We should find the cause of this difference and eliminate it.
[4 May 2006 20:36] David Bagnara
I have similar problems when using a field alias. I have two identical tables in different versions of mysql one being 4.1.12-nt and the other 5.0.20a-standard.

The summary of the problem is if I execute an identical query on both platforms I get differing results. The results for 5.0.20a-standard are wrong. I think the problem stems from using an alias for a field then using that in the group by clause.

i.e.  SELECT 'sometext' as A ..... GROUP BY A.......

I experienced the problem in another context with a field aliased. I fixed the problem by using the real field name, not the aliased field name in the group by clause.
e.g. Select `a really bad column name` AS A ..... GROUP BY A  ......
didn't work while
e.g. Select `a really bad column name` AS A ..... GROUP BY `a really bad column name`
worked as I expected.

 
Following is a real example of the wrong and correct operation.

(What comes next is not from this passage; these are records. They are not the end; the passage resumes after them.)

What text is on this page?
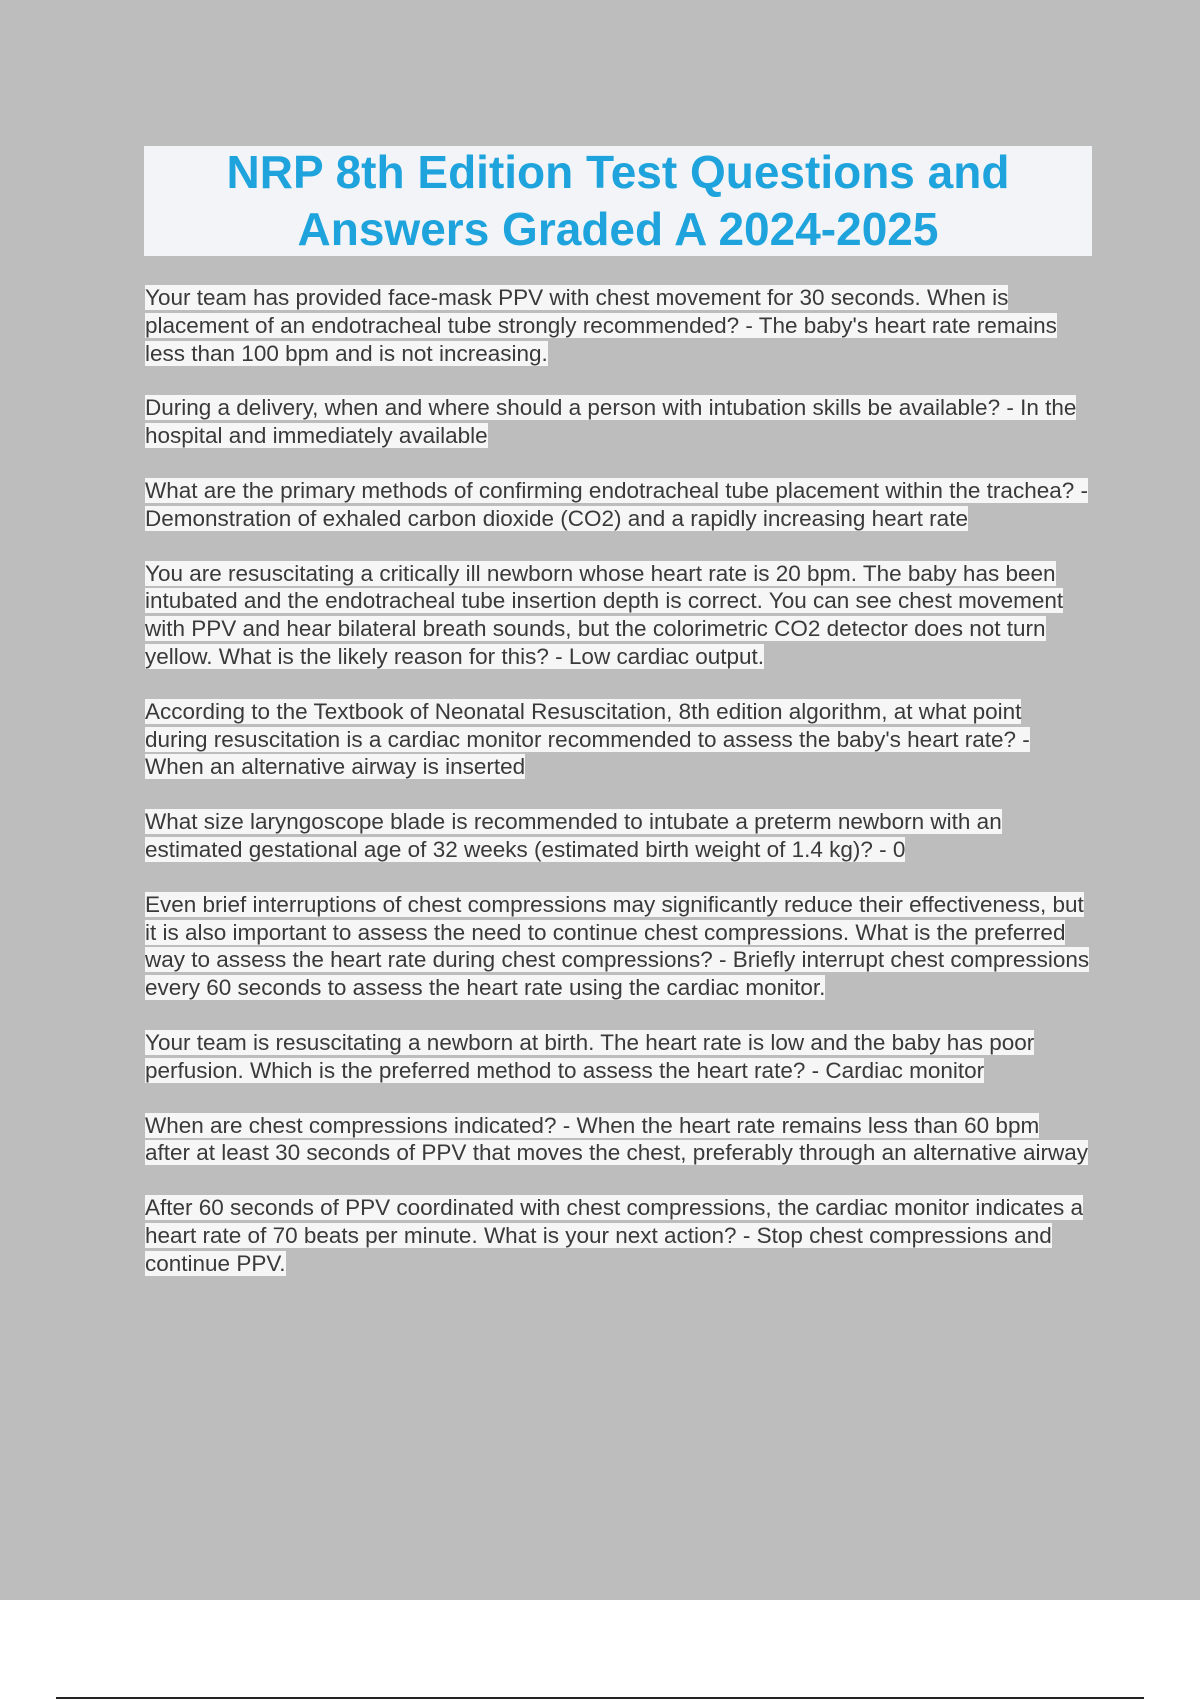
NRP 8th Edition Test Questions and
Answers Graded A 2024-2025

Your team has provided face-mask PPV with chest movement for 30 seconds. When is placement of an endotracheal tube strongly recommended? - The baby's heart rate remains less than 100 bpm and is not increasing.

During a delivery, when and where should a person with intubation skills be available? - In the hospital and immediately available

What are the primary methods of confirming endotracheal tube placement within the trachea? - Demonstration of exhaled carbon dioxide (CO2) and a rapidly increasing heart rate

You are resuscitating a critically ill newborn whose heart rate is 20 bpm. The baby has been intubated and the endotracheal tube insertion depth is correct. You can see chest movement with PPV and hear bilateral breath sounds, but the colorimetric CO2 detector does not turn yellow. What is the likely reason for this? - Low cardiac output.

According to the Textbook of Neonatal Resuscitation, 8th edition algorithm, at what point during resuscitation is a cardiac monitor recommended to assess the baby's heart rate? - When an alternative airway is inserted

What size laryngoscope blade is recommended to intubate a preterm newborn with an estimated gestational age of 32 weeks (estimated birth weight of 1.4 kg)? - 0

Even brief interruptions of chest compressions may significantly reduce their effectiveness, but it is also important to assess the need to continue chest compressions. What is the preferred way to assess the heart rate during chest compressions? - Briefly interrupt chest compressions every 60 seconds to assess the heart rate using the cardiac monitor.

Your team is resuscitating a newborn at birth. The heart rate is low and the baby has poor perfusion. Which is the preferred method to assess the heart rate? - Cardiac monitor

When are chest compressions indicated? - When the heart rate remains less than 60 bpm after at least 30 seconds of PPV that moves the chest, preferably through an alternative airway

After 60 seconds of PPV coordinated with chest compressions, the cardiac monitor indicates a heart rate of 70 beats per minute. What is your next action? - Stop chest compressions and continue PPV.
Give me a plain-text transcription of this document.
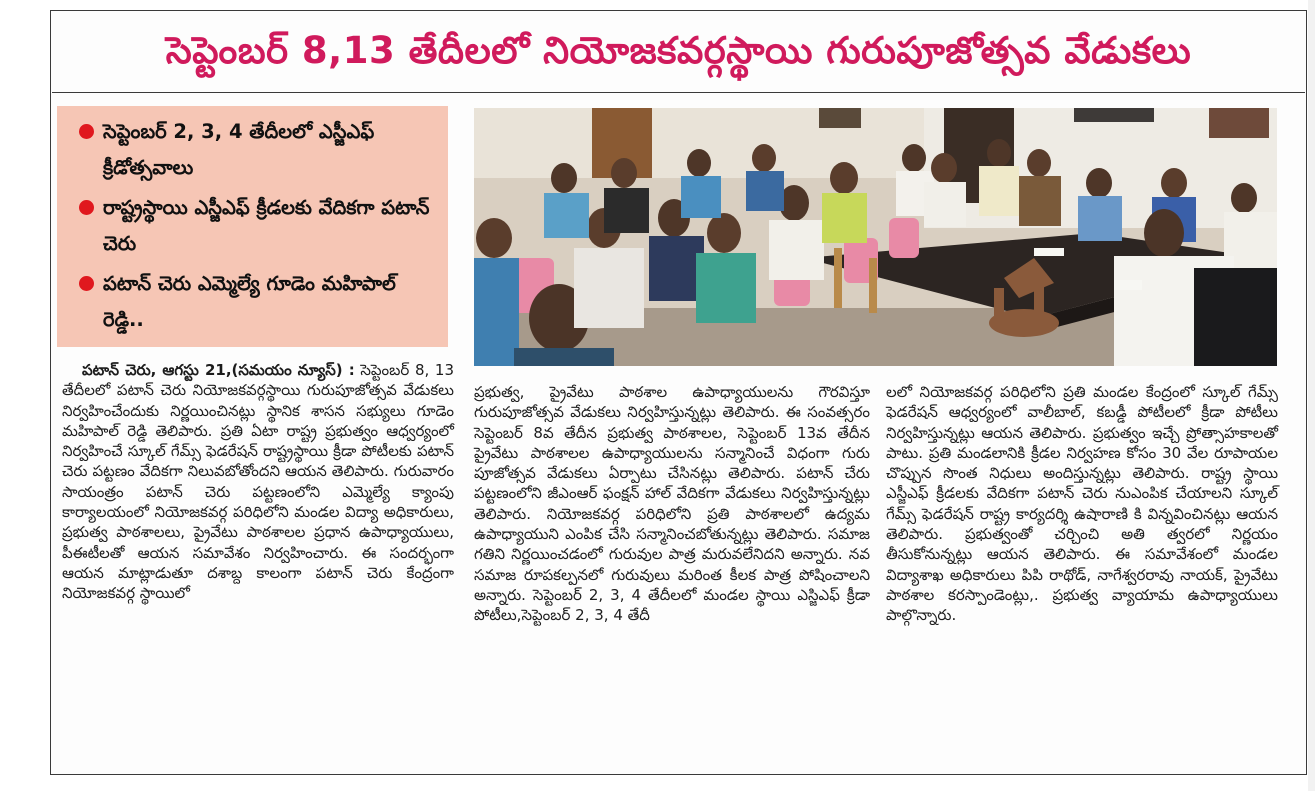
సెప్టెంబర్ 8,13 తేదీలలో నియోజకవర్గస్థాయి గురుపూజోత్సవ వేడుకలు
సెప్టెంబర్ 2, 3, 4 తేదీలలో ఎస్జీఎఫ్ క్రీడోత్సవాలు
రాష్ట్రస్థాయి ఎస్జీఎఫ్ క్రీడలకు వేదికగా పటాన్ చెరు
పటాన్ చెరు ఎమ్మెల్యే గూడెం మహిపాల్ రెడ్డి..
పటాన్ చెరు, ఆగస్టు 21,(సమయం న్యూస్) : సెప్టెంబర్ 8, 13 తేదీలలో పటాన్ చెరు నియోజకవర్గస్థాయి గురుపూజోత్సవ వేడుకలు నిర్వహించేందుకు నిర్ణయించినట్లు స్థానిక శాసన సభ్యులు గూడెం మహిపాల్ రెడ్డి తెలిపారు. ప్రతి ఏటా రాష్ట్ర ప్రభుత్వం ఆధ్వర్యంలో నిర్వహించే స్కూల్ గేమ్స్ ఫెడరేషన్ రాష్ట్రస్థాయి క్రీడా పోటీలకు పటాన్ చెరు పట్టణం వేదికగా నిలువబోతోందని ఆయన తెలిపారు. గురువారం సాయంత్రం పటాన్ చెరు పట్టణంలోని ఎమ్మెల్యే క్యాంపు కార్యాలయంలో నియోజకవర్గ పరిధిలోని మండల విద్యా అధికారులు, ప్రభుత్వ పాఠశాలలు, ప్రైవేటు పాఠశాలల ప్రధాన ఉపాధ్యాయులు, పీఈటీలతో ఆయన సమావేశం నిర్వహించారు. ఈ సందర్భంగా ఆయన మాట్లాడుతూ దశాబ్ద కాలంగా పటాన్ చెరు కేంద్రంగా నియోజకవర్గ స్థాయిలో
ప్రభుత్వ, ప్రైవేటు పాఠశాల ఉపాధ్యాయులను గౌరవిస్తూ గురుపూజోత్సవ వేడుకలు నిర్వహిస్తున్నట్లు తెలిపారు. ఈ సంవత్సరం సెప్టెంబర్ 8వ తేదీన ప్రభుత్వ పాఠశాలల, సెప్టెంబర్ 13వ తేదీన ప్రైవేటు పాఠశాలల ఉపాధ్యాయులను సన్మానించే విధంగా గురు పూజోత్సవ వేడుకలు ఏర్పాటు చేసినట్లు తెలిపారు. పటాన్ చేరు పట్టణంలోని జీఎంఆర్ ఫంక్షన్ హాల్ వేదికగా వేడుకలు నిర్వహిస్తున్నట్లు తెలిపారు. నియోజకవర్గ పరిధిలోని ప్రతి పాఠశాలలో ఉద్యమ ఉపాధ్యాయుని ఎంపిక చేసి సన్మానించబోతున్నట్లు తెలిపారు. సమాజ గతిని నిర్ణయించడంలో గురువుల పాత్ర మరువలేనిదని అన్నారు. నవ సమాజ రూపకల్పనలో గురువులు మరింత కీలక పాత్ర పోషించాలని అన్నారు. సెప్టెంబర్ 2, 3, 4 తేదీలలో మండల స్థాయి ఎస్జిఎఫ్ క్రీడా పోటీలు,సెప్టెంబర్ 2, 3, 4 తేదీ
లలో నియోజకవర్గ పరిధిలోని ప్రతి మండల కేంద్రంలో స్కూల్ గేమ్స్ ఫెడరేషన్ ఆధ్వర్యంలో వాలీబాల్, కబడ్డీ పోటీలలో క్రీడా పోటీలు నిర్వహిస్తున్నట్లు ఆయన తెలిపారు. ప్రభుత్వం ఇచ్చే ప్రోత్సాహకాలతో పాటు. ప్రతి మండలానికి క్రీడల నిర్వహణ కోసం 30 వేల రూపాయల చొప్పున సొంత నిధులు అందిస్తున్నట్లు తెలిపారు. రాష్ట్ర స్థాయి ఎస్జీఎఫ్ క్రీడలకు వేదికగా పటాన్ చెరు నుఎంపిక చేయాలని స్కూల్ గేమ్స్ ఫెడరేషన్ రాష్ట్ర కార్యదర్శి ఉషారాణి కి విన్నవించినట్లు ఆయన తెలిపారు. ప్రభుత్వంతో చర్చించి అతి త్వరలో నిర్ణయం తీసుకోనున్నట్లు ఆయన తెలిపారు. ఈ సమావేశంలో మండల విద్యాశాఖ అధికారులు పిపి రాథోడ్, నాగేశ్వరరావు నాయక్, ప్రైవేటు పాఠశాల కరస్పాండెంట్లు,. ప్రభుత్వ వ్యాయామ ఉపాధ్యాయులు పాల్గొన్నారు.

============================
Wrong results from version 5
============================

Welcome to the MySQL monitor.  Commands end with ; or \g.
Your MySQL connection id is 353 to server version: 5.0.20a-standard

Type 'help;' or '\h' for help. Type '\c' to clear the buffer.

mysql> use data ;
Reading table information for completion of table and column names
You can turn off this feature to get a quicker startup with -A

Database changed
mysql> SELECT 'All Stores' AS DealerCode, Period, Status, count(ID) AS Total
FROM tbldcr t group by DealerCode, Period, Status order by DealerCode, Period desc
limit 10 ;
+------------+--------+--------+-------+
| DealerCode | Period | Status | Total |
+------------+--------+--------+-------+
| All Stores | 200603 | Cancel | 3     |
| All Stores | 200603 | Active | 9     |
| All Stores | 200603 | Active | 284   |
| All Stores | 200603 | Suspen | 21    |
| All Stores | 200603 | Active | 42    |
| All Stores | 200603 | Suspen | 22    |
| All Stores | 200603 | Active | 140   |
| All Stores | 200603 | Suspen | 2     |
| All Stores | 200603 | Cancel | 41    |
| All Stores | 200603 | Cancel | 10    |
+------------+--------+--------+-------+
10 rows in set, 1 warning (0.69 sec)

==============================
Correct results from version 4
==============================

Welcome to the MySQL monitor.  Commands end with ; or \g.
Your MySQL connection id is 820 to server version: 4.1.12-nt

mysql> use data ;
Database changed
mysql> SELECT 'All Stores' AS DealerCode, Period, Status, count(ID) AS Total
FROM tbldcr t group by DealerCode, Period, Status order by DealerCode, Period desc
limit 10 ;
+------------+--------+--------+-------+
| DealerCode | Period | Status | Total |
+------------+--------+--------+-------+
| All Stores | 200603 | Active |  2028 |
| All Stores | 200603 | Cancel |   558 |
| All Stores | 200603 | Pendin |     1 |
| All Stores | 200603 | Suspen |   149 |
| All Stores | 200602 | Active |  1742 |
| All Stores | 200602 | Cancel |   554 |
| All Stores | 200602 | Pendin |     1 |
| All Stores | 200602 | Suspen |   208 |
| All Stores | 200601 | Active |  2285 |
| All Stores | 200601 | Cancel |   665 |
+------------+--------+--------+-------+
10 rows in set (0.58 sec)
[1 Jun 2006 12:06] Georgi Kodinov
Thank you for taking the time to write to us, but this is not
a bug. Please double-check the documentation available at
http://www.mysql.com/documentation/ and the instructions on
how to report a bug at http://bugs.mysql.com/how-to-report.php

Additional info:

According to section 9.3 of the Reference Manual : 
"Note: In a SELECT statement, each expression is evaluated only when sent to the client. This means that in a HAVING, GROUP BY, or ORDER BY clause, you cannot refer to an expression that involves variables that are set in the SELECT list."